Did you know HA can respond when a VM process failed?
Did you know HA can respond to a Storage failure?
Moving forward, one of the key drivers it to build a data center that can be declared as an end state. This is in opposition to hand crafting a data center as individuals.
Imperative models have long ruled the data center. This is a process in which Operations configures each device to do specific things, typically one at a time, without a real focus on the data center holistically. Declarative models imply that you craft the intent of your resources and allow the lower level system to determine the best way to execute your desires.

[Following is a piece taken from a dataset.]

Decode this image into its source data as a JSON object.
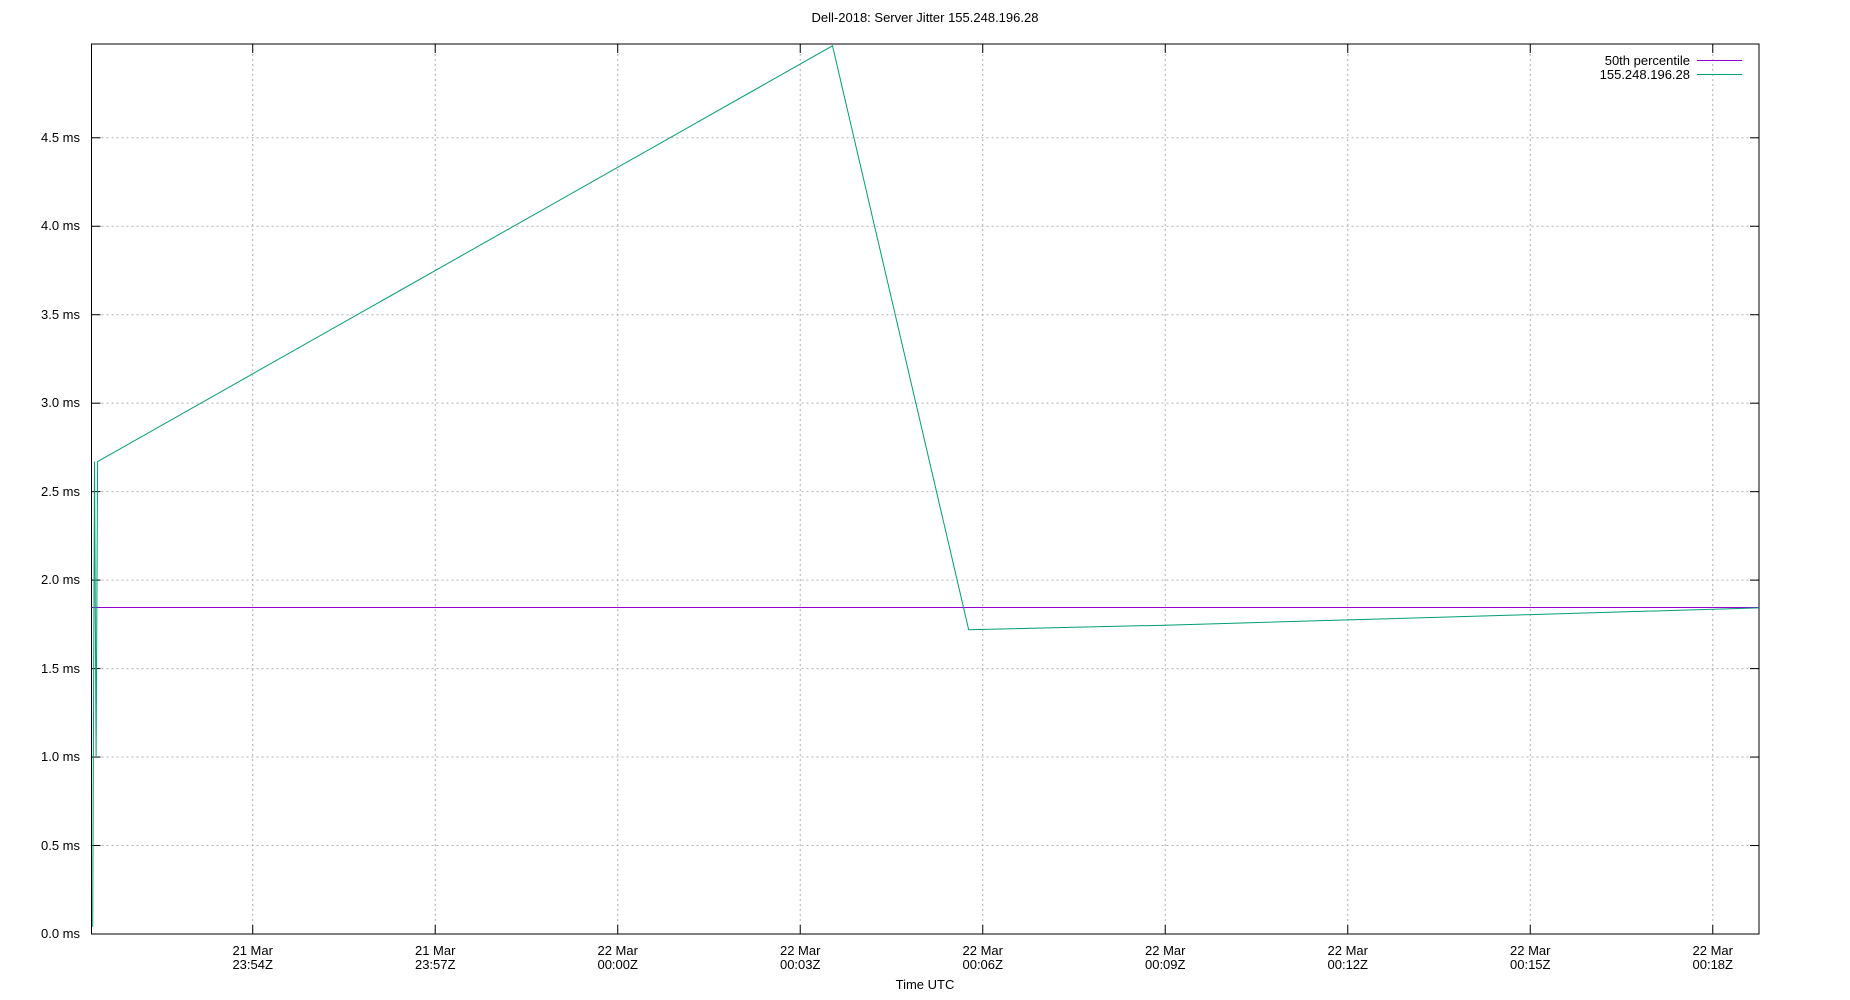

Take Uber’s ridesharing app as an example. You instruct the app with your destination and the class of service (UberX, UberBLACK, etc.) you want. It then handles all of the low level details by finding a driver, supplying a route, and processing payment. Do you dwell on how this is done, or do you simply wish to remove friction and consume the service?
How does this sort of value translate into the world of declarative data centers? And how can this be used for the design process?

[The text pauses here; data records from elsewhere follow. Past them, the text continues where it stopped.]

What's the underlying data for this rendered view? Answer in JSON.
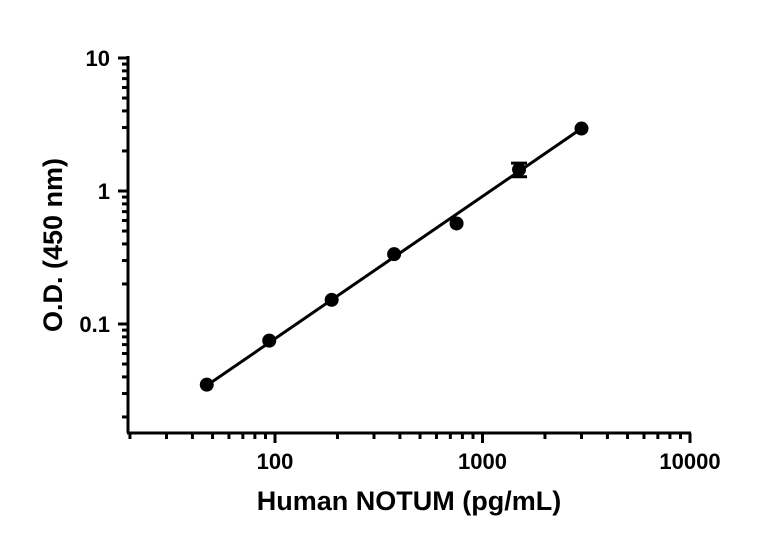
{
  "chart_data": {
    "type": "scatter",
    "title": "",
    "xlabel": "Human NOTUM (pg/mL)",
    "ylabel": "O.D. (450 nm)",
    "x_scale": "log",
    "y_scale": "log",
    "xlim": [
      20,
      10000
    ],
    "ylim": [
      0.015,
      10
    ],
    "x_ticks": [
      {
        "value": 100,
        "label": "100"
      },
      {
        "value": 1000,
        "label": "1000"
      },
      {
        "value": 10000,
        "label": "10000"
      }
    ],
    "y_ticks": [
      {
        "value": 0.1,
        "label": "0.1"
      },
      {
        "value": 1,
        "label": "1"
      },
      {
        "value": 10,
        "label": "10"
      }
    ],
    "grid": false,
    "legend": "none",
    "colors": {
      "marker": "#000000",
      "line": "#000000"
    },
    "series": [
      {
        "points": [
          {
            "x": 46.9,
            "y": 0.035
          },
          {
            "x": 93.8,
            "y": 0.075
          },
          {
            "x": 187.5,
            "y": 0.152
          },
          {
            "x": 375,
            "y": 0.335
          },
          {
            "x": 750,
            "y": 0.57
          },
          {
            "x": 1500,
            "y": 1.45,
            "err_low": 1.28,
            "err_high": 1.62
          },
          {
            "x": 3000,
            "y": 2.95
          }
        ]
      }
    ],
    "fit_line": {
      "type": "linear-log-log",
      "x": [
        46.9,
        3000
      ],
      "y": [
        0.0345,
        2.95
      ]
    }
  }
}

First, using any sort of configuration management model will largely eliminate the legacy mindset of building by hand as individuals. Instead, statements can be created as a team – in real time – and become actionable because they not only define how a data center should look but also can be feed into a management tool to make change happen.
Once this has been done, change is predictable and repeatable. Because a configuration value has been set by the team, it becomes reality when fed into a configuration management tool. Drift (change) is remediated on a schedule. Otherwise, configuration values are often changed both randomly (on specific servers) and inconsistently (different values based on who made the change and what they believe the value should be).
If you consider this, then, you have now created what is known as a Force Multiplier. The entire team is now empowered to view, create, and enforce consistency within the data center. There is no “one guru person” that knows how things are done, or at least – there shouldn’t be!
Because declarative configurations are also enforced within the data center, they become a living set of documentation. Most all config tools allow for comments and verbose descriptions. Rather than keeping documentation separate from action, why not couple them? After all – documentation is stale the MOMENT it is created, because change is a constant.
It’s important to separate the living state of a system from the declarative configuration of that system.